RAG (Retrieval-Augmented Generation)
RAG enables semantic search over your codebase or documents. Index files into ChromaDB collections, then search them directly or let Illiana use them as context during conversations.
What You Get
- Codebase-aware AI - Illiana answers questions using your actual code, not generic knowledge
- Semantic search - Find relevant code by meaning, not just keyword matching
- ChromaDB backend - Persistent vector store with efficient similarity search
- Dual embedding providers - Local sentence-transformers (~400MB, free) or OpenAI API
- File-level management - Add, update, or remove individual files from collections
- CLI and API - Full access via command line and REST endpoints
Quick Start
# 1. Generate project with RAG enabled
aegis init my-app --services "ai[sqlite,rag]"

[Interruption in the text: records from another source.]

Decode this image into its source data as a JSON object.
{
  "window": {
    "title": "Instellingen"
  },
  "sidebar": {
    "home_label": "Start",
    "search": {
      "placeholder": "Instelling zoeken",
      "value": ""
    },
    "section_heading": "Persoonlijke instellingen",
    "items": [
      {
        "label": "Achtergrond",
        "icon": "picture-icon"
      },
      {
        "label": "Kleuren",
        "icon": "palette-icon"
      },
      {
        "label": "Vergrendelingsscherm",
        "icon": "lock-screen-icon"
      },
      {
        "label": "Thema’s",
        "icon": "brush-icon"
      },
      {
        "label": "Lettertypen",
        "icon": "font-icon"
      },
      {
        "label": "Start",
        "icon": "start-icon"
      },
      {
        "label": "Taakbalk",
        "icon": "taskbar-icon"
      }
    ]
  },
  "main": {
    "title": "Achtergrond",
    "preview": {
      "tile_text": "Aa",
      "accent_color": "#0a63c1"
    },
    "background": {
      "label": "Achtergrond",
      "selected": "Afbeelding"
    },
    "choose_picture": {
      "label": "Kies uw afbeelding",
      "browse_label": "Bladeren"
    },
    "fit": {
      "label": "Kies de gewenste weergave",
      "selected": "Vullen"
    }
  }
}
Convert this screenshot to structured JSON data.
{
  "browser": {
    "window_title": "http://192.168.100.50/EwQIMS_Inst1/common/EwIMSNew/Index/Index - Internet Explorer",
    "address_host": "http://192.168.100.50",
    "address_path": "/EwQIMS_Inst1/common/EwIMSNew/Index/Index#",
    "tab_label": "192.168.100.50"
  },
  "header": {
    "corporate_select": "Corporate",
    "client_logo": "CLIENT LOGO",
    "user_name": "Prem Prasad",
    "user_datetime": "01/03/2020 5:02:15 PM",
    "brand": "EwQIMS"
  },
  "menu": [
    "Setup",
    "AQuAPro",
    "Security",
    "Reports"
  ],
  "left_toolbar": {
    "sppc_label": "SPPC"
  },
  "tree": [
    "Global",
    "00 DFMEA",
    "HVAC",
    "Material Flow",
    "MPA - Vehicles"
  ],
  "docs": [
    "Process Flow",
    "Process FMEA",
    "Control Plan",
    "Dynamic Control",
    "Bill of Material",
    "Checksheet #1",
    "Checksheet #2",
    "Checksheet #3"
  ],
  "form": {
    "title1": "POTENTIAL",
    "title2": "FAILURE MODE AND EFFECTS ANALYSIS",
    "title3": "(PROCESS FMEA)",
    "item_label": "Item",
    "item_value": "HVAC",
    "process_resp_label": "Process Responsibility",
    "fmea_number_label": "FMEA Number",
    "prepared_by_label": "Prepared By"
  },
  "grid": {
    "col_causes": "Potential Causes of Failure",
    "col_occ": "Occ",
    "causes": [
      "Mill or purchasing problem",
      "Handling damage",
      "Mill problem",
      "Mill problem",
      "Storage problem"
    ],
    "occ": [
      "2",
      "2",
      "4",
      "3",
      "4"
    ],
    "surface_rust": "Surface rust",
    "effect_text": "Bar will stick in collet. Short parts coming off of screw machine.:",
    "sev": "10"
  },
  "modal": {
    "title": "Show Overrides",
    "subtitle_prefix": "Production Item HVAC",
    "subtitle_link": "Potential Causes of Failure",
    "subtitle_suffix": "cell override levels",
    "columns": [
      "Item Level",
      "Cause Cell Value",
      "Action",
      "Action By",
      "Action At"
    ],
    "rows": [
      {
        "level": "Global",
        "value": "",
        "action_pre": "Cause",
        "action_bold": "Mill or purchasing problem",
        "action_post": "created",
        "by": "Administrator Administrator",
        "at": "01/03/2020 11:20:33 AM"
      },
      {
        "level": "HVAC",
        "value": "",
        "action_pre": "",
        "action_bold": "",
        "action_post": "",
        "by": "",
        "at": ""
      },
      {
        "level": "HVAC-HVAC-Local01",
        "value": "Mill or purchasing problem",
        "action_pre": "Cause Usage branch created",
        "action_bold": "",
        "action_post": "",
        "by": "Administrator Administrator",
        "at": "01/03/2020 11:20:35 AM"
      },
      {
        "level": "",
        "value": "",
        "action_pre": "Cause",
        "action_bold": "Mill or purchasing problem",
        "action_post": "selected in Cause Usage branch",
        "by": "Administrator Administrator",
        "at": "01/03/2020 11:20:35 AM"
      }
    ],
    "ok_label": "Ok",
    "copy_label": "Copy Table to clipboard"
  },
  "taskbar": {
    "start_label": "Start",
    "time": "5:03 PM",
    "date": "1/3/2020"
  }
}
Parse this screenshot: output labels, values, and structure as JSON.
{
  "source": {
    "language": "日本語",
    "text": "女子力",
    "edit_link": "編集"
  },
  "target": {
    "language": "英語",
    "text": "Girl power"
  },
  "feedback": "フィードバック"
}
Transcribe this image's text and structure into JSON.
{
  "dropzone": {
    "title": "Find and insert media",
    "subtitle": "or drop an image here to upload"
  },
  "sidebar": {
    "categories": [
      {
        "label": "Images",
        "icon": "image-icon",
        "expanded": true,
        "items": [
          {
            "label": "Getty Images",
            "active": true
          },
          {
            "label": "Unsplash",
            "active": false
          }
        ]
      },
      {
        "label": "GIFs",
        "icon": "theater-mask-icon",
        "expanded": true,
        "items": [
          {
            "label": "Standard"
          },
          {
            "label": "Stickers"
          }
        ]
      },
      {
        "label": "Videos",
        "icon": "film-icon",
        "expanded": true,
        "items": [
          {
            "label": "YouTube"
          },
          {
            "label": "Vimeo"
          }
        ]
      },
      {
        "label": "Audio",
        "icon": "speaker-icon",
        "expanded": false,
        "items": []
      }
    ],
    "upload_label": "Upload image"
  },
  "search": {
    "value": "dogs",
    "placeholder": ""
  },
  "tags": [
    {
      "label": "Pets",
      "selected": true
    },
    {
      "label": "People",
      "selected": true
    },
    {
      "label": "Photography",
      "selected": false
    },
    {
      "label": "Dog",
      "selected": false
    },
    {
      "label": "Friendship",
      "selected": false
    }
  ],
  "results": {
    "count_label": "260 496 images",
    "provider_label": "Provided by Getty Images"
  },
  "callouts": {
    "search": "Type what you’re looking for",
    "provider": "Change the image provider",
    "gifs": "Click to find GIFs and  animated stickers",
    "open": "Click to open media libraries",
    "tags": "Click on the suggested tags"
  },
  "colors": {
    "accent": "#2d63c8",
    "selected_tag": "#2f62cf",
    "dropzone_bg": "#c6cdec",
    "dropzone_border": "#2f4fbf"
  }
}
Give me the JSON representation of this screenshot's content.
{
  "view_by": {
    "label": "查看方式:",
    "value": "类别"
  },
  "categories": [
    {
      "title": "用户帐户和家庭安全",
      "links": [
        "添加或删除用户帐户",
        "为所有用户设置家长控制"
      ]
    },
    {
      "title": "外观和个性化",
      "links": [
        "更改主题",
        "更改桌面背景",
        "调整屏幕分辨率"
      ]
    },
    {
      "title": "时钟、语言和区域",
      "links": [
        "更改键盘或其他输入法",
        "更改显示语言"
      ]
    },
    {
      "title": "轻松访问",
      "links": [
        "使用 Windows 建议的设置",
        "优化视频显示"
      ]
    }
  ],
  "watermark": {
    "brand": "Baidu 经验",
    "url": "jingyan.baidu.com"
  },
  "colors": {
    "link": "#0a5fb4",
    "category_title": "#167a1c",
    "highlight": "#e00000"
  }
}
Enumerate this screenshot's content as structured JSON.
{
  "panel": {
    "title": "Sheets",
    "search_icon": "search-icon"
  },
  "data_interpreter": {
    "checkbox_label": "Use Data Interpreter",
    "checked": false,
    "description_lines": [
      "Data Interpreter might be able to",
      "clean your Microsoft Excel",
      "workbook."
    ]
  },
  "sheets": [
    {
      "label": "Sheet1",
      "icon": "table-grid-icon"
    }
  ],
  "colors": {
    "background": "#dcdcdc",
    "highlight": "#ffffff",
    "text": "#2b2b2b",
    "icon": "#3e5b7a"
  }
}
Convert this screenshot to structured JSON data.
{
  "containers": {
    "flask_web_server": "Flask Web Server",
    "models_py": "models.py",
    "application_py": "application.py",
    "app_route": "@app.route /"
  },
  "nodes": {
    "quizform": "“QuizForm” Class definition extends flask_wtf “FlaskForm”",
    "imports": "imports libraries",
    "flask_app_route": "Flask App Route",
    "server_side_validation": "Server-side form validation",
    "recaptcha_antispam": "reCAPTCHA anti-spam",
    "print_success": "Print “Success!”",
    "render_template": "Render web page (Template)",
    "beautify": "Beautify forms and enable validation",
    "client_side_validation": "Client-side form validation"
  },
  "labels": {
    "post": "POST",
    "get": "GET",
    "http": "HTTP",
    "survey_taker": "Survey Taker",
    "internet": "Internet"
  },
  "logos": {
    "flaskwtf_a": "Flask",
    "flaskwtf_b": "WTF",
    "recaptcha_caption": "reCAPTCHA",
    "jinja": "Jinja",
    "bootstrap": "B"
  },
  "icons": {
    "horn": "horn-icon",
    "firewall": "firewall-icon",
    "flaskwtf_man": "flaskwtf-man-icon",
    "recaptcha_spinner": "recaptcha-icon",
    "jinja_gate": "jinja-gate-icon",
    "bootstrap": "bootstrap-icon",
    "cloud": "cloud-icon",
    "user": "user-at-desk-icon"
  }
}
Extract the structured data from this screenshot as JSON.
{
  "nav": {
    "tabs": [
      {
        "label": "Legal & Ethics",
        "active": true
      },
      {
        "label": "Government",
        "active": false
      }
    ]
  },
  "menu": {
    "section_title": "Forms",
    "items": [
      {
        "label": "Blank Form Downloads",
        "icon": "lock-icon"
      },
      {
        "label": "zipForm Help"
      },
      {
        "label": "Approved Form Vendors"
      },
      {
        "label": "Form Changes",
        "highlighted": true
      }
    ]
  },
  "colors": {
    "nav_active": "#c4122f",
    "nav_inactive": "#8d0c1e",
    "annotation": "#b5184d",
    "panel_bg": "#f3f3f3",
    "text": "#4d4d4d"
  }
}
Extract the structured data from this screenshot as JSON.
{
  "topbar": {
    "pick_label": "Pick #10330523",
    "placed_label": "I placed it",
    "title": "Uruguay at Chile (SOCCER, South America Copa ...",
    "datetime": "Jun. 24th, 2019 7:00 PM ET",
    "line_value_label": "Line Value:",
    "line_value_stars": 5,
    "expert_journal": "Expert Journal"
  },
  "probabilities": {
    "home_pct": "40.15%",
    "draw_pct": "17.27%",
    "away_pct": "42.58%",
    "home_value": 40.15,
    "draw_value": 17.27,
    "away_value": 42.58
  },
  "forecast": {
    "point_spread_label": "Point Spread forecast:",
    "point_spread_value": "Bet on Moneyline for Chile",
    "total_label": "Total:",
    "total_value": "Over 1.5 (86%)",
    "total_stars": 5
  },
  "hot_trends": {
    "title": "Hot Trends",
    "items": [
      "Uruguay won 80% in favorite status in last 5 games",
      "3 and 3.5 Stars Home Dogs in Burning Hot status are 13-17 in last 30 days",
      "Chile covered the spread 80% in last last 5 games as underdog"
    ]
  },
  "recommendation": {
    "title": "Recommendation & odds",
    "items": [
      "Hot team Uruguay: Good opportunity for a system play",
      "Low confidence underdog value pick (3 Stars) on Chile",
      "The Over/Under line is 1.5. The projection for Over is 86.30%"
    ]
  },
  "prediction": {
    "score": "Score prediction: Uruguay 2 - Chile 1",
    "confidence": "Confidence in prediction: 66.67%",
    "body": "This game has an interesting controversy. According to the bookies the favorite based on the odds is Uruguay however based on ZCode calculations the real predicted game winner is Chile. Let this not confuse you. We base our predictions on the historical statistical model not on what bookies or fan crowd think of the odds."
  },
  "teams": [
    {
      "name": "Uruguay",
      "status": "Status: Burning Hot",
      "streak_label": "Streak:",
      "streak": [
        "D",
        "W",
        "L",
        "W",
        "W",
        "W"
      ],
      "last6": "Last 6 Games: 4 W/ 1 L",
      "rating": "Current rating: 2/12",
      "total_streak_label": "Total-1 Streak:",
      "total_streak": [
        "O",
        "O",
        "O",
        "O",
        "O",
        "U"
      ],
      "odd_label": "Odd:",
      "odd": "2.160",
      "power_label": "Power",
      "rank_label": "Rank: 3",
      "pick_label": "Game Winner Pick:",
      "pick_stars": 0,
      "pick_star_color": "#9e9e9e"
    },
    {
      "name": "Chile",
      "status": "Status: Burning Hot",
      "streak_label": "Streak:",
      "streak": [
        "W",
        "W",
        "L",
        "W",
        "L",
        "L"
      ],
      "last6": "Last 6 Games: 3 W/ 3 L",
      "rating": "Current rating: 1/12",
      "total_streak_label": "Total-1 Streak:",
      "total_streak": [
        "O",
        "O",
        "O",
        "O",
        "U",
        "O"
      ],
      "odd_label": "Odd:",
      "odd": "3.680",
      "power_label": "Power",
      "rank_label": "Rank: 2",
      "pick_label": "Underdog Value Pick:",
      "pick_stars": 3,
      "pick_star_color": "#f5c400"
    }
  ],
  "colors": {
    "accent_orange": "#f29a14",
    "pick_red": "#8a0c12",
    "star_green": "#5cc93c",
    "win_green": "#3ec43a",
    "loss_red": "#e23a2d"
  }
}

cd my-app && uv sync && source .venv/bin/activate
# 2. Index your codebase
my-app rag index ./app --collection code --extensions .py
# 3. Search your code
my-app rag search "how does authentication work" --collection code
# 4. Chat with codebase context
my-app ai chat --rag --collection code --top-k 20 --sources \
"Explain how the auth service validates tokens"
Architecture
graph LR
Files[Source Files] --> Loader[Document Loader]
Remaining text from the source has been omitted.